8h46, le monde s’arrête

Il est 8h46 à New York quand un Boeing 767 du vol American Airlines 11 percute la tour Nord du World Trade Center à près de 800 km/h, avec 92 personnes à son bord, dont cinq terroristes. Le choc de l’impact sur fond de ciel bleu est assourdissant. En ce mardi matin, beaucoup de New-Yorkais sont déjà au travail et sur les trottoirs, stupeur et panique marquent les visages. Les yeux sont rivés vers la tour Nord d’où s’échappent des flammes et d’épaisses fumées dues à l’explosion. Tout s’est passé trop vite. On croit d’abord à un accident.

Dix-sept minutes plus tard, à 9h03, alors que plusieurs chaines de télévision retransmettent déjà l’évènement, le monde entier voit, en direct, le vol 175 d’United Airlines qui s’encastre dans la tour Sud. 65 personnes à bord, dont cinq pirates de l’air. Alors que le feu ravage les étages supérieurs des deux tours, Andrew Card, le chef de cabinet de la Maison Blanche, informe le président George W. Bush : « Un deuxième avion a frappé l’autre tour et l’Amérique est attaquée. »

Mais à 9h37 en Virginie, un troisième avion, le vol 77 d’American Airlines, percute la façade ouest du Pentagone, le quartier général du ministère américain de la Défense, avec 64 personnes à son bord, dont cinq kamikazes.

À 9h59, la tour Sud du World Trade Center (WTC) s’effondre sur elle-même, dans un déluge de poussières et de débris, 55 minutes après l’impact de l’avion.

Le quatrième avion, le vol 93 d’United Airlines, s’écrase à 10h03 dans un champ près de Pittsburg en Pennsylvanie, avec 44 personnes à son bord, dont quatre terroristes.
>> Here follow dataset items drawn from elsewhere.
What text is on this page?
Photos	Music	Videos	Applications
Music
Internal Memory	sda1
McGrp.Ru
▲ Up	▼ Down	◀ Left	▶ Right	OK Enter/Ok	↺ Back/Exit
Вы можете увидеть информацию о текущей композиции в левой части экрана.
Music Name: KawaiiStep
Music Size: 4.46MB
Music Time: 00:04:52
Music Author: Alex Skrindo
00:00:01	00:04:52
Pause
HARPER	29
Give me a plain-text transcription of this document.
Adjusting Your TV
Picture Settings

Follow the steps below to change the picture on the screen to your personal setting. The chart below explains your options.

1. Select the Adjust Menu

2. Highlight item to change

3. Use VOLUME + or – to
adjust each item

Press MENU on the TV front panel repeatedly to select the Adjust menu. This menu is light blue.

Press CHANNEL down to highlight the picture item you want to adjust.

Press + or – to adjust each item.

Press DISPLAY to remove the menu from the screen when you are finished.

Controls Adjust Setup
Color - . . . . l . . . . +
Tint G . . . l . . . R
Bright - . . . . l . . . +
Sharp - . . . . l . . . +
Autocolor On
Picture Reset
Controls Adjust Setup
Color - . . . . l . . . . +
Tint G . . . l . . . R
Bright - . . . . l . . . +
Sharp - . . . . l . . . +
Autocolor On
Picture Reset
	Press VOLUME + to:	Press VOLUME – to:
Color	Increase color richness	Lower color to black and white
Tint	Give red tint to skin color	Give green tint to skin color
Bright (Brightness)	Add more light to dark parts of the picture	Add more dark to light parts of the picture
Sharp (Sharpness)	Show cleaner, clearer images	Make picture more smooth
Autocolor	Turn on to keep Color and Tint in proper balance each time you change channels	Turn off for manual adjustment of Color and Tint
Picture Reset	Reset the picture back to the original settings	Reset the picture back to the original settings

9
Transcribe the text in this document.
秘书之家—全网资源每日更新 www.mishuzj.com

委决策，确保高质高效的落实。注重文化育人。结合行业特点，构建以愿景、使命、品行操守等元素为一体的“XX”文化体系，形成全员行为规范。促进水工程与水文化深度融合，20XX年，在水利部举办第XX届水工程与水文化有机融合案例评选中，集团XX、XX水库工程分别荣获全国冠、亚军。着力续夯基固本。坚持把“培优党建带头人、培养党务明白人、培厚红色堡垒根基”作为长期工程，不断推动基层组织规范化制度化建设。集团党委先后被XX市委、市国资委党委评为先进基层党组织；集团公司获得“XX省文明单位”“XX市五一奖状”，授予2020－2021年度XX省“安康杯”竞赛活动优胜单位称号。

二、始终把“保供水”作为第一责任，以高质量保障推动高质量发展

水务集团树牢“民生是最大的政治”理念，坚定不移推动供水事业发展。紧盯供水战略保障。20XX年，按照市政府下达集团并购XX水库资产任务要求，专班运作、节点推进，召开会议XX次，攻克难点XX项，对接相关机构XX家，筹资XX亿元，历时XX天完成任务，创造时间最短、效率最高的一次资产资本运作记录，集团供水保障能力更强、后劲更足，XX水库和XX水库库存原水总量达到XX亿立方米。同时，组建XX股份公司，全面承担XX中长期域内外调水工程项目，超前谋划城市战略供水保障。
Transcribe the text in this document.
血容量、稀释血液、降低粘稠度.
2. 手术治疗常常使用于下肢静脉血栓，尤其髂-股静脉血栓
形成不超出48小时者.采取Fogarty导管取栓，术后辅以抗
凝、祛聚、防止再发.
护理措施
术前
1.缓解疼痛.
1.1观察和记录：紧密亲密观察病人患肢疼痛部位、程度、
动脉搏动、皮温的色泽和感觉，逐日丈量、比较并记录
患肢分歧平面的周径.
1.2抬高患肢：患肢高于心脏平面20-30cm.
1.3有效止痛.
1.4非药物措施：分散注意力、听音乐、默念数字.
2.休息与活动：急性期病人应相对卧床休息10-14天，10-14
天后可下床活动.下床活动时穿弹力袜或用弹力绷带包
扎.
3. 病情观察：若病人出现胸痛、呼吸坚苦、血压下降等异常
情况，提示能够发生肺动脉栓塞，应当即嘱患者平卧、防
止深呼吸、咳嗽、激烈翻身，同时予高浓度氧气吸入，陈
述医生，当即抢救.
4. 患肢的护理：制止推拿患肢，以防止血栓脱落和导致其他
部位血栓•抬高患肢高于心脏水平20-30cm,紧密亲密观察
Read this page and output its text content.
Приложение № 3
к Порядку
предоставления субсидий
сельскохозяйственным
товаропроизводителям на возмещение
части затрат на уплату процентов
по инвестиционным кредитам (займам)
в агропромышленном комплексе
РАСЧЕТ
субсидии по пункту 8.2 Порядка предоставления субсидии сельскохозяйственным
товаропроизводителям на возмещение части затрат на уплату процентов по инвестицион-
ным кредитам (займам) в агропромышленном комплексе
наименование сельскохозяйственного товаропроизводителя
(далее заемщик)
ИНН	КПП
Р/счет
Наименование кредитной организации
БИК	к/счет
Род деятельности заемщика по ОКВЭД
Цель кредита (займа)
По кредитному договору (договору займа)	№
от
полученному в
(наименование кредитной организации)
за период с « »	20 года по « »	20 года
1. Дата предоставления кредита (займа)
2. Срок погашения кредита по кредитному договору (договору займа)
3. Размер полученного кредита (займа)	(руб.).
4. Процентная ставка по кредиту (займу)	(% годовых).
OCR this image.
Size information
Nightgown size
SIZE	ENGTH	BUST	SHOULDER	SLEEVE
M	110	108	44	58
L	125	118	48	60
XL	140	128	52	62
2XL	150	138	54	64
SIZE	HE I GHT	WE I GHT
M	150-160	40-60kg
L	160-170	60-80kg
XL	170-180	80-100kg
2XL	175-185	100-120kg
Les passagers du vol se seraient battus avec les pirates de l’air après avoir été informés du drame sur leur téléphone portable. On estime que ce vol, initialement en route vers Washington, avait pour objectif d’attaquer le Capitole.

À 10h28, c’est la tour Nord du WTC qui s’effondre dans un nouveau déluge de gravats et de poussière, 102 minutes après l’impact du vol 11 d’American Airlines. Des centaines de personnes, qui n’ont pas pu être évacuées, ainsi que des sauveteurs montés dans les étages, meurent ensevelis sous les décombres.

L’effondrement des tours cause également d’importants dégâts sur les bâtiments avoisinants, comme la tour n°7 du WTC qui s’effondre à 17h20. Les secours, venus de toutes parts, tentent d’aider les survivants alors que Manhattan est recouverte d’un gigantesque nuage de fumée noire.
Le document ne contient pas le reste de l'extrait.